Summit County Common Pleas Judge Alison McCarty, however, denied the request after a brief online hearing last Thursday. She said Lydia Culp, who has served half of her six-year prison sentence, hasn’t done enough time to be eligible.

“If she wants to file again in a couple of years, that will be up to her,” McCarty said.

McCarty said Culp, who filed the release on her own, likely wasn’t aware of this requirement when she made the request.

Assistant Prosecutor Nik Buckmeier opposed Culp’s request, noting that this was a “multiple victim case.” He also said Culp must serve five years in prison before being eligible for an early release.

Culp, 35, pleaded guilty in 2017 under an agreement with prosecutors to engaging in a pattern of corrupt activity, a second-degree felony, and numerous theft-related charges. She faced up to eight years in prison. Prosecutors suggested a four-year prison sentence while Culp’s attorney argued for probation, saying Culp was trying to run a legitimate business but got in over her head.

McCarty shocked Culp when she sentenced her to more prison time than prosecutors were seeking. The judge also ordered Culp to pay $130,130 in restitution to her victims. Some of this amount was repaid through items that were returned to their rightful owners as well as proceeds of a police auction of vehicles and horse and racing equipment seized during the investigation.

Prosecutors said Culp sold horses, horse equipment and car racing items on the internet from January to September 2016, and her customers never received the items. Among the victims were two 10-year-old boys from New Mexico who paid Culp $2,000 for a rodeo horse after saving money they made working on farms and were given for holidays and birthdays. They never got the horse.

Kenneth Reece, 42, Culp’s boyfriend, pleaded guilty in May 2017 to receiving stolen property and having weapons while under disability. McCarty gave him two years of probation and extended this another two years in July 2019 to provide more time time to satisfy the restitution in the case.

Reece claimed he was duped by Culp and had no idea about her deceptive sales.

Culp filed her early release request in May, noting that three out of the seven housing units at Northeast Reintegration Center in Cleveland, where she is incarcerated, were under medical isolation at the time, with several inmates testing positive for COVID-19.

“This places the defendant in a very high risk situation and environment,” Culp said, referring to herself.

Northeast Reintegration Center has had three employees test positive for coronavirus and has nine current inmates who have recovered from the virus. Nineteen inmates there are under quarantine, according to the Ohio Department of Rehabilitation and Correction.

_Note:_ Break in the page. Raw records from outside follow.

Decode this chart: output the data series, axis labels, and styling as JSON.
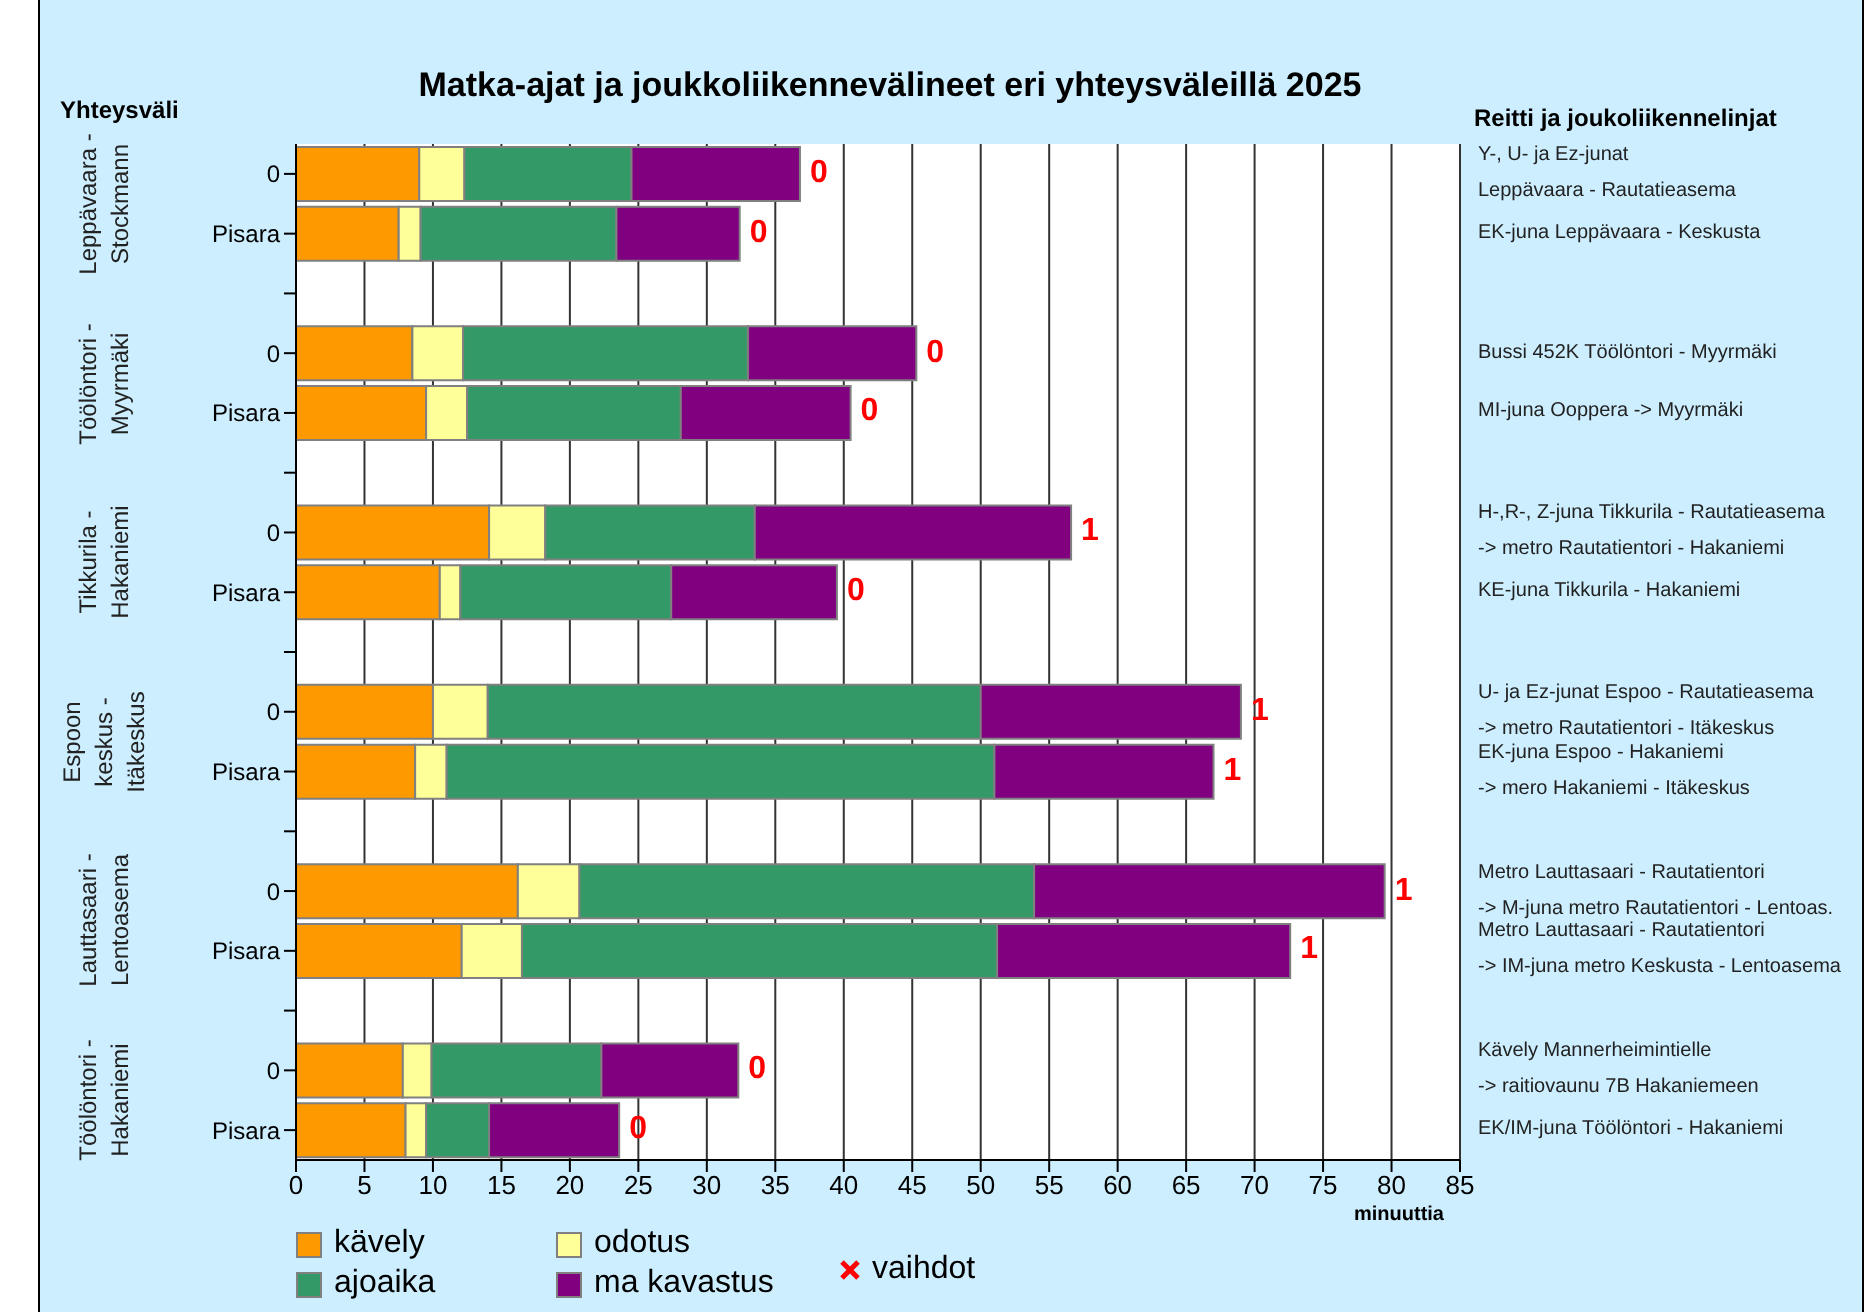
{
  "chart_data": {
    "type": "bar",
    "orientation": "horizontal",
    "stacked": true,
    "title": "Matka-ajat ja joukkoliikennevälineet eri yhteysväleillä 2025",
    "ylabel": "Yhteysväli",
    "xlabel": "minuuttia",
    "categories": [
      "0",
      "Pisara",
      null,
      "0",
      "Pisara",
      null,
      "0",
      "Pisara",
      null,
      "0",
      "Pisara",
      null,
      "0",
      "Pisara",
      null,
      "0",
      "Pisara"
    ],
    "series": [
      {
        "name": "kävely",
        "color": "#ff9900",
        "values": [
          9,
          7.5,
          null,
          8.5,
          9.5,
          null,
          14.1,
          10.5,
          null,
          10,
          8.7,
          null,
          16.2,
          12.1,
          null,
          7.8,
          8
        ]
      },
      {
        "name": "odotus",
        "color": "#ffff99",
        "values": [
          3.3,
          1.6,
          null,
          3.7,
          3,
          null,
          4.1,
          1.5,
          null,
          4,
          2.3,
          null,
          4.5,
          4.4,
          null,
          2.1,
          1.5
        ]
      },
      {
        "name": "ajoaika",
        "color": "#339966",
        "values": [
          12.2,
          14.3,
          null,
          20.8,
          15.6,
          null,
          15.3,
          15.4,
          null,
          36,
          40,
          null,
          33.2,
          34.7,
          null,
          12.4,
          4.6
        ]
      },
      {
        "name": "ma kavastus",
        "color": "#800080",
        "values": [
          12.3,
          9,
          null,
          12.3,
          12.4,
          null,
          23.1,
          12.1,
          null,
          19,
          16,
          null,
          25.6,
          21.4,
          null,
          10,
          9.5
        ]
      }
    ],
    "xlim": [
      0,
      85
    ],
    "xticks": [
      0,
      5,
      10,
      15,
      20,
      25,
      30,
      35,
      40,
      45,
      50,
      55,
      60,
      65,
      70,
      75,
      80,
      85
    ],
    "grid": "x",
    "legend": "bottom",
    "annotations": [
      "Reitti ja joukoliikennelinjat",
      "Leppävaara -\nStockmann",
      "Töölöntori -\nMyyrmäki",
      "Tikkurila -\nHakaniemi",
      "Espoon\nkeskus -\nItäkeskus",
      "Lauttasaari -\nLentoasema",
      "Töölöntori -\nHakaniemi",
      "Y-, U- ja Ez-junat\nLeppävaara - Rautatieasema",
      "EK-juna Leppävaara - Keskusta",
      "Bussi 452K Töölöntori - Myyrmäki",
      "MI-juna Ooppera -> Myyrmäki",
      "H-,R-, Z-juna Tikkurila - Rautatieasema\n-> metro Rautatientori - Hakaniemi",
      "KE-juna Tikkurila - Hakaniemi",
      "U- ja Ez-junat Espoo - Rautatieasema\n-> metro Rautatientori - Itäkeskus",
      "EK-juna Espoo - Hakaniemi\n-> mero Hakaniemi - Itäkeskus",
      "Metro Lauttasaari - Rautatientori\n-> M-juna metro Rautatientori - Lentoas.",
      "Metro Lauttasaari - Rautatientori\n-> IM-juna metro Keskusta - Lentoasema",
      "Kävely Mannerheimintielle\n-> raitiovaunu 7B Hakaniemeen",
      "EK/IM-juna Töölöntori - Hakaniemi",
      "0",
      "0",
      "0",
      "0",
      "1",
      "0",
      "1",
      "1",
      "1",
      "1",
      "0",
      "0",
      "vaihdot"
    ]
  }
}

Culp included with her early release request several letters from programs she’s participated in during her time in prison, as well as numerous certificates of programs and classes she completed. She was recognized by Ashland University for being on the dean’s list, with a 3.9 GPA in her course work toward a bachelor’s degree.

“She is working to identify the measures she needs to employ after her release that can contribute to her continued self-reflection and healthy decisions,” Barbara Wilson, program manager of Health and Wellness Services of the Lutheran Metropolitan Ministry, said in a letter.